E.g., we assume that the sampling frequency of ADC is 100 msa/s, sweep points are 1000, sweep time is 100
ms and the span is 1 GHz. For each sweep, the Series Signal Analyzer captures 100*10
5
sampling points,
which are needed to be turned into 1001 trace data. Equivalently, every 100,000 sampling data is
corresponding to the trace data at one point, while each trace datum represents the signals appeared with
frequency range of 1 MHz. If the sweep points are added, the span corresponding to each trace datum is
narrower, the measured results are more stable and the frequency readout accuracy is higher.
From the above analysis, it can be seen that the trace display needs to turn the more sampling data points into
the less sweep trace points, which is what the trace detector needs to do.

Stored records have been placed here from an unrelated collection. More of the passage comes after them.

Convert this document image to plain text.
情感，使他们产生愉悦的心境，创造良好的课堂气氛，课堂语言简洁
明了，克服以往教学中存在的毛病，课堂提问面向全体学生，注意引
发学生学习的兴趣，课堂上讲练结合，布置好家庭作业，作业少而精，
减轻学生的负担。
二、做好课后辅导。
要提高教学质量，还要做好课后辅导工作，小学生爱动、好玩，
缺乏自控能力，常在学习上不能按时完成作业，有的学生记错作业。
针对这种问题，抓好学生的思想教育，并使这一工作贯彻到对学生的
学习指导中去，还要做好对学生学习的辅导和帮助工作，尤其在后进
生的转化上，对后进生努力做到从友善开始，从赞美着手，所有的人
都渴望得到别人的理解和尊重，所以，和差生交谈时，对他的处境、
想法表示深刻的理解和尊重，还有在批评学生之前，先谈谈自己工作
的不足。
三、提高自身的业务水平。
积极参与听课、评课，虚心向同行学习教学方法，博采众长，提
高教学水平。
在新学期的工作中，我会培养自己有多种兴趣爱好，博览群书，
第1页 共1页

There are many types for the trace detector modes. The 4051 Series Signal/Spectrum Analyzer has 7 trace
detector modes:
Normal detection
Take the maximum value and minimum value from the sampling data assigned to each trace point and display
them at the same time.
Positive peak detection
Take and display the maximum value from the sampling data assigned to each trace point.
Negative peak detection
Take and display the minimum value from the sampling data assigned to each trace point.
Sampling Value Detector
Take and display the last value from the sampling data assigned to each trace point.
Power Average Detector
Also called root mean square (RMS) detector. Calculate the root mean square of all sampling data assigned to
each trace point; the 4051Series Signal Analyzer envelopes the detector for the RF input signal and obtains
linear voltage. After square these voltage values, take sum and divide the count of sampling data points
corresponding to each trace point. Finally, take square root. When the scale is logarithm, take 20 times of
logarithm transformation for these RMS values (with 10 as base) and obtain the trace data. When the scale
type is linear, those RMS values are trace data.